Ende fürs Rund-um-sorglos-Paket

Krailling wolle von vornherein vorsichtig agieren, so Broschell. Laut Pressemeldung der Gemeinde stünde womöglich Tatbestände wie Steuerhinterziehung oder Schwarzarbeit im Raum, wenn die Gemeinde ihr Vorgehen nicht ändere. Auch wenn die Gemeinde seit Frühjahr eine extra Mitarbeiterin für Steuerfragen beschäftigt: „wir möchten einen klaren Strich ziehen.
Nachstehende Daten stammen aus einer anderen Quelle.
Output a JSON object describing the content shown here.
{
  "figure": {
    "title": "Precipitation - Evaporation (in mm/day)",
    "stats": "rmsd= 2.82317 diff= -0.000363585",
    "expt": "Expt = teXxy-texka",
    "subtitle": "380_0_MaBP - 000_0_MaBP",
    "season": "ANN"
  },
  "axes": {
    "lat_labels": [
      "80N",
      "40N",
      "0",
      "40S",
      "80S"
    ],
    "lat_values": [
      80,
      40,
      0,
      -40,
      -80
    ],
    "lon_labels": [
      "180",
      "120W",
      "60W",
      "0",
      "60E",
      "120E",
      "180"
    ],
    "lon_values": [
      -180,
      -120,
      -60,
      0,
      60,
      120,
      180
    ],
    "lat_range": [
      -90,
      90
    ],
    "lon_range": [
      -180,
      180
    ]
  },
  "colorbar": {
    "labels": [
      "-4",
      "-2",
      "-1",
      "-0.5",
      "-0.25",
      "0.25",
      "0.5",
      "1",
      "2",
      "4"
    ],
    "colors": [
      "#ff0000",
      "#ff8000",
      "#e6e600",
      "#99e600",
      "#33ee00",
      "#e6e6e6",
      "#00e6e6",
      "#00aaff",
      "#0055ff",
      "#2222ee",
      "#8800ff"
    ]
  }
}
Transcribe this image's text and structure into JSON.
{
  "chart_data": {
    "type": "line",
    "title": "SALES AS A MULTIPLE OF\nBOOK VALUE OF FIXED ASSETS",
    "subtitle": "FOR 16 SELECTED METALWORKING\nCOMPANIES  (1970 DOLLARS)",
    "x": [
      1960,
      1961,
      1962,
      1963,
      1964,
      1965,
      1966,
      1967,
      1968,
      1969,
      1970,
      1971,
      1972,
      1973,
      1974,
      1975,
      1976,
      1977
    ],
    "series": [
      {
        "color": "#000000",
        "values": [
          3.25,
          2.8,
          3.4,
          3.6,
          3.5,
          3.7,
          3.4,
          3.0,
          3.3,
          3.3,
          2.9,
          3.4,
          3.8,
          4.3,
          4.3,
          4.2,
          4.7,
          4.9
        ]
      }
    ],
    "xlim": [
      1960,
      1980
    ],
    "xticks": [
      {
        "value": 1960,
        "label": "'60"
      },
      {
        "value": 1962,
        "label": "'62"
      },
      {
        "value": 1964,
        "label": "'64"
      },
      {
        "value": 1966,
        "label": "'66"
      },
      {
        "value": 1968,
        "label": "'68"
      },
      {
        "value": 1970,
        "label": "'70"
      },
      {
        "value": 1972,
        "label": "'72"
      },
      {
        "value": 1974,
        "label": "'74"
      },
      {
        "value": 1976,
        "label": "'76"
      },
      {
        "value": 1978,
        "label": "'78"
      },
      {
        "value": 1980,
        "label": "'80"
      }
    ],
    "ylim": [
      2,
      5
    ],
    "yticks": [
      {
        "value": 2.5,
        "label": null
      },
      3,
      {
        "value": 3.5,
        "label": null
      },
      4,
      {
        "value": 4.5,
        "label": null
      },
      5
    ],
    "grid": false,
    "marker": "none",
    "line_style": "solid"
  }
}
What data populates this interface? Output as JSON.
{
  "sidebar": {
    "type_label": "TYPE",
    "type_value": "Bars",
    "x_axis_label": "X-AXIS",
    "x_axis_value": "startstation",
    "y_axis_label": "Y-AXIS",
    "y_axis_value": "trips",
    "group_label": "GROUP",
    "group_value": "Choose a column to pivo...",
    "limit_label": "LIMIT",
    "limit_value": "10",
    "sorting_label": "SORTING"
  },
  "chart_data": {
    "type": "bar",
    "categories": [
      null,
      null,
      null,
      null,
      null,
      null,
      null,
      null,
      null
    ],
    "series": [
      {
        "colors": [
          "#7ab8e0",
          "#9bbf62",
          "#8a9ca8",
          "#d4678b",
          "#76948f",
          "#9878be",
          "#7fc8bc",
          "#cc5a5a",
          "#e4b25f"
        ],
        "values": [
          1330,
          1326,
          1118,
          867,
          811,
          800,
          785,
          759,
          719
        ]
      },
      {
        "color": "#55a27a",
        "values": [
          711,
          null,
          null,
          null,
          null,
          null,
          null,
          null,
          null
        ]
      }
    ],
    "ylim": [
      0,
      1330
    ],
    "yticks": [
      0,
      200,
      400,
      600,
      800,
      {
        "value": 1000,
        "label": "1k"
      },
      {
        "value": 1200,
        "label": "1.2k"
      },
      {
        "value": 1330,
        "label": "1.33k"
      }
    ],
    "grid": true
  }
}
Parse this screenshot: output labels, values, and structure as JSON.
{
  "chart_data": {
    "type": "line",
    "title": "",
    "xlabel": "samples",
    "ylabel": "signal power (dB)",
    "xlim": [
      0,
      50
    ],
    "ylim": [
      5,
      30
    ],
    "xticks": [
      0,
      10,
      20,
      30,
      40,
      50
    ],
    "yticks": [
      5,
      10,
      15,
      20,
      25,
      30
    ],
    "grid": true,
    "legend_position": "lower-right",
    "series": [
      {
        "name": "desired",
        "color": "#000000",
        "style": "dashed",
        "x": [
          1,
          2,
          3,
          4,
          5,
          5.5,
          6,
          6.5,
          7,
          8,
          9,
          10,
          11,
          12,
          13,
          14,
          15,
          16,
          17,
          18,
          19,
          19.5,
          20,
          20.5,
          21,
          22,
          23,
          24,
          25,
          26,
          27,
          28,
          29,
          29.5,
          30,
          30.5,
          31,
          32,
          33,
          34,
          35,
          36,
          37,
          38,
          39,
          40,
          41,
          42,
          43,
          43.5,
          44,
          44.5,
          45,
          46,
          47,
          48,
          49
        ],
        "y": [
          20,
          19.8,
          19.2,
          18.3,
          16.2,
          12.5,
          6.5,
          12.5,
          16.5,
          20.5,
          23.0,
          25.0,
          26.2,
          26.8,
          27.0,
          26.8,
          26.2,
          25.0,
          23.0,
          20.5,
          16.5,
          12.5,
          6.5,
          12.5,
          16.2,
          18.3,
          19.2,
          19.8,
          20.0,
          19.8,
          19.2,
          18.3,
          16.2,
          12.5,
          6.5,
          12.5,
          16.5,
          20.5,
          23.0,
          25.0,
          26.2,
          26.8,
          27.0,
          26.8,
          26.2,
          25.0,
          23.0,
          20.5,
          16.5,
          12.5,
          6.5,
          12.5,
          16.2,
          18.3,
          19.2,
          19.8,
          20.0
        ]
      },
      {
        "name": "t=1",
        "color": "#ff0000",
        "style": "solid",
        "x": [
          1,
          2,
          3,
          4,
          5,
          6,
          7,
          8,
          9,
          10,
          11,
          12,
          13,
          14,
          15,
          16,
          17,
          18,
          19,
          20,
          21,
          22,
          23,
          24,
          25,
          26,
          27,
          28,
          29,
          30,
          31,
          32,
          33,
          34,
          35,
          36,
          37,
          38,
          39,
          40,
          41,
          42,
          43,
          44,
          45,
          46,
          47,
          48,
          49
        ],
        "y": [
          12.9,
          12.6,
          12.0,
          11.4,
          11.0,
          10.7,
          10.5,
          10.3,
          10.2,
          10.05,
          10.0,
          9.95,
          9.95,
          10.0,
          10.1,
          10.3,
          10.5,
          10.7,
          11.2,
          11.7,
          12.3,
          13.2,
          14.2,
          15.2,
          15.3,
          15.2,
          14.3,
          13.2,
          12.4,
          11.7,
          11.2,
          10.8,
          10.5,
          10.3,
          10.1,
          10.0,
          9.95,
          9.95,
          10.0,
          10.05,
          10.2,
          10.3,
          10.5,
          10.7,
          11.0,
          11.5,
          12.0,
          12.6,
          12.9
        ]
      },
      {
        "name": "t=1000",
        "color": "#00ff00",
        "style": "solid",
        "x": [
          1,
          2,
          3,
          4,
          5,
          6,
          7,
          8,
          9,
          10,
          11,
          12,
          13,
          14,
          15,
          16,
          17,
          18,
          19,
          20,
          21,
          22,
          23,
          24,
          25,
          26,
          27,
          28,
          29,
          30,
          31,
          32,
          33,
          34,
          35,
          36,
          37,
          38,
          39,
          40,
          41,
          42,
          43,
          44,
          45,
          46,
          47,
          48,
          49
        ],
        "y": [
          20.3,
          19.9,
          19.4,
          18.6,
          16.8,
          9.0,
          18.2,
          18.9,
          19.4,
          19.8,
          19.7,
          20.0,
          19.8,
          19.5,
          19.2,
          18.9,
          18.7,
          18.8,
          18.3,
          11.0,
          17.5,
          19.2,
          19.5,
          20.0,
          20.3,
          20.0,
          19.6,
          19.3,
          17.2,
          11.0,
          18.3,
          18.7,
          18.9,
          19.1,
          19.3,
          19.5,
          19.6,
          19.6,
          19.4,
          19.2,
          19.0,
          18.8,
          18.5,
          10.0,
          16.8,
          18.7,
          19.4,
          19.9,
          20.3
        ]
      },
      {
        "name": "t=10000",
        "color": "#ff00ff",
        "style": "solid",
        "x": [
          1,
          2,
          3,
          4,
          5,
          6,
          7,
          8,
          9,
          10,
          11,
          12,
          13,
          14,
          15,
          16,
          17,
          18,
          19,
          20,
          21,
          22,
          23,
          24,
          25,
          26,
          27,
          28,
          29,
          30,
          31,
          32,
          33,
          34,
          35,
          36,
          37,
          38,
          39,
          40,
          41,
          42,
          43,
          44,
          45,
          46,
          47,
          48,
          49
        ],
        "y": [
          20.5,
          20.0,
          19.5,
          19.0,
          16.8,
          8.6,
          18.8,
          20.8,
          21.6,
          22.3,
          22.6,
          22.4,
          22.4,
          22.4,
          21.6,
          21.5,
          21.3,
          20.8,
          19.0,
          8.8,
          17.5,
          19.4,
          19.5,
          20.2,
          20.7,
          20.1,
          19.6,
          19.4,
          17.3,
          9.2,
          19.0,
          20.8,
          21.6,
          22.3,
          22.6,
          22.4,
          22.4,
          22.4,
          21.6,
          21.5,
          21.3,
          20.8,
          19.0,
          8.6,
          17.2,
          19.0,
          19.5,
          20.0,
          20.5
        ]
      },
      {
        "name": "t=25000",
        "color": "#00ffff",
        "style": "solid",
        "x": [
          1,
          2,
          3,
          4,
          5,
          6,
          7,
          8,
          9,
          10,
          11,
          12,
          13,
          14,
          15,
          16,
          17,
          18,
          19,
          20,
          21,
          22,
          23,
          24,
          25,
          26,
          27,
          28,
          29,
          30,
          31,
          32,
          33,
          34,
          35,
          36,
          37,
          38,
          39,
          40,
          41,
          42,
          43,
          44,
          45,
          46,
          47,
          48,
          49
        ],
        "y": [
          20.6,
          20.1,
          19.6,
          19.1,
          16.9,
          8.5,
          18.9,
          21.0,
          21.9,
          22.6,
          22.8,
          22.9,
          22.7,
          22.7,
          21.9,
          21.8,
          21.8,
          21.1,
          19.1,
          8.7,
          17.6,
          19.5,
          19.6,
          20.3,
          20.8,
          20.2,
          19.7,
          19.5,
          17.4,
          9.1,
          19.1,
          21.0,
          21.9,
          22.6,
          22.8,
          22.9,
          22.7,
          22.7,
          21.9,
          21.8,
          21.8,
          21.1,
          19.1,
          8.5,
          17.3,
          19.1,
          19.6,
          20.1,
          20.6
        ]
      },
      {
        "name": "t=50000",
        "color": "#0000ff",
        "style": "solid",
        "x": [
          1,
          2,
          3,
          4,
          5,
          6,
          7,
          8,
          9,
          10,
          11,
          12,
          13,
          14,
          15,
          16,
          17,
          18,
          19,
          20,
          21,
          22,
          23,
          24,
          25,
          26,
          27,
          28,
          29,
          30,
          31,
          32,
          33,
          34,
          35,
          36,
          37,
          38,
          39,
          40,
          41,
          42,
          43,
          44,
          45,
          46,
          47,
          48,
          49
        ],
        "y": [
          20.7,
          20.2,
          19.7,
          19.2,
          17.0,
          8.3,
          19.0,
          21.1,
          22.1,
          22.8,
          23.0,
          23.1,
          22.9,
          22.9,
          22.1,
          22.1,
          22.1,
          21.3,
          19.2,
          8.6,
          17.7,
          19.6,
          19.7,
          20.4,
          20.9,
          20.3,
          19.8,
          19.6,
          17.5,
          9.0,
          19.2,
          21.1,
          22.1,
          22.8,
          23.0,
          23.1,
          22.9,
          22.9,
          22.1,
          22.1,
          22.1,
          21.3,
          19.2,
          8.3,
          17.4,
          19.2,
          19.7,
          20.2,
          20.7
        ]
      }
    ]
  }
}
Der neue Abrechnungsmodus bringt einen bürokratischen Aufwand mit sich, den wir als Verwaltung nicht stemmen können und wollen.“

„Das ist leider das Ende des Rund-um-sorglos-Pakets für das Kinderhaus“, bestätigte Christian Müller, Caritas-Geschäftsführer und Fachbereichsleiter Kindertageseinrichtungen. „Dafür hat sich Krailling entschieden. Andere Gemeinden regeln die Sache anders. Wir müssen allerdings kostendeckend arbeiten. Da ist eine Erhöhung leider unumgänglich.“

In jeder Kita anders geregelt

Momentan steht das Caritas-Kinderhaus allein mit dem Problem da. In den übrigen Würmtalgemeinden sind die Kindereinrichtungen entweder in Gemeindehand oder die Einrichtungen übernehmen die Arbeiten bereits Eigenregie und die Kosten dafür sind in den aktuellen Gebühren schon enthalten.

Welchen Anteil die Hausmeistertätigkeiten an den Gesamtkosten für den Betrieb eines Kinderhauses ausmacht, konnte zu Redaktionsschluss nicht geklärt werden. Aber das dafür eine Erhöhung der Gebühren um 40 Prozent erforderlich wird, erscheint reichlich hoch gegriffen.